Hands-on notebooks for compressing, serving, and benchmarking LLMs with vLLM — built for the Red Hat OpenShift AI Developer Sandbox.
| # | Folder | Notebook | What you'll do |
|---|---|---|---|
| 1 | llm-compression/ |
Optimizing a Model with LLM Compressor | Apply GPTQ W4A16 quantization to Qwen3-0.6B and compare it against the original |
| 2 | vllm-inference/ |
Serving LLMs Efficiently with vLLM | Query a vLLM server with the OpenAI-compatible API, explore logprobs, continuous batching, KV cache metrics, and prefix caching |
| 3 | benchmarks-evals/ |
Measuring What Matters: Benchmarking and Evaluation | Run GuideLLM serving benchmarks and lm_eval quality checks, then decide if a quantization tradeoff is worth deploying |
The recommended flow is 1 → 2 → 3, but each notebook is self-contained — pick whichever topic interests you.

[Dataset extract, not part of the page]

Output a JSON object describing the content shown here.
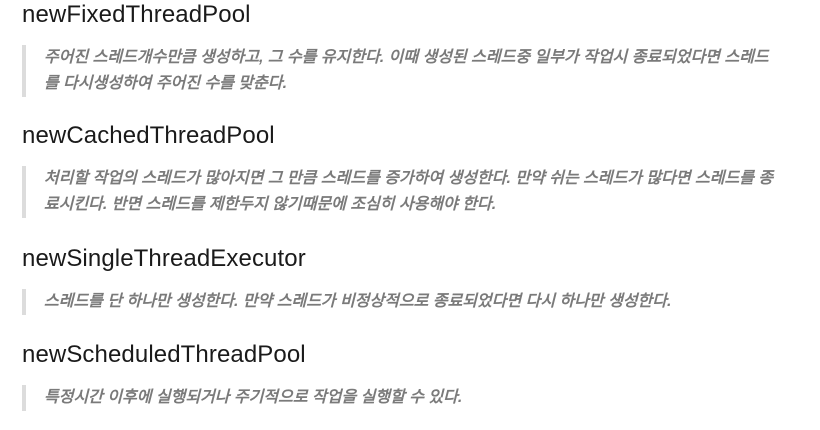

Note: Pre-quantized models are already included in
llm-compression/so you can skip straight to inference or benchmarking if you prefer.
- A free Developer Sandbox account
- An OpenShift API token (used as your LLM API key) — follow the sandbox LLM guide to retrieve it
- Open OpenShift AI from the Developer Sandbox and create a workbench using the Jupyter Minimal — CPU — Python 3.12 image.
- Clone this repo inside the workbench:
git clone https://github.com/cedricclyburn/get-started-with-vllm.git
- Open the notebook you want, install its dependencies (
pip install -r requirements.txtin the matching folder), and run the cells.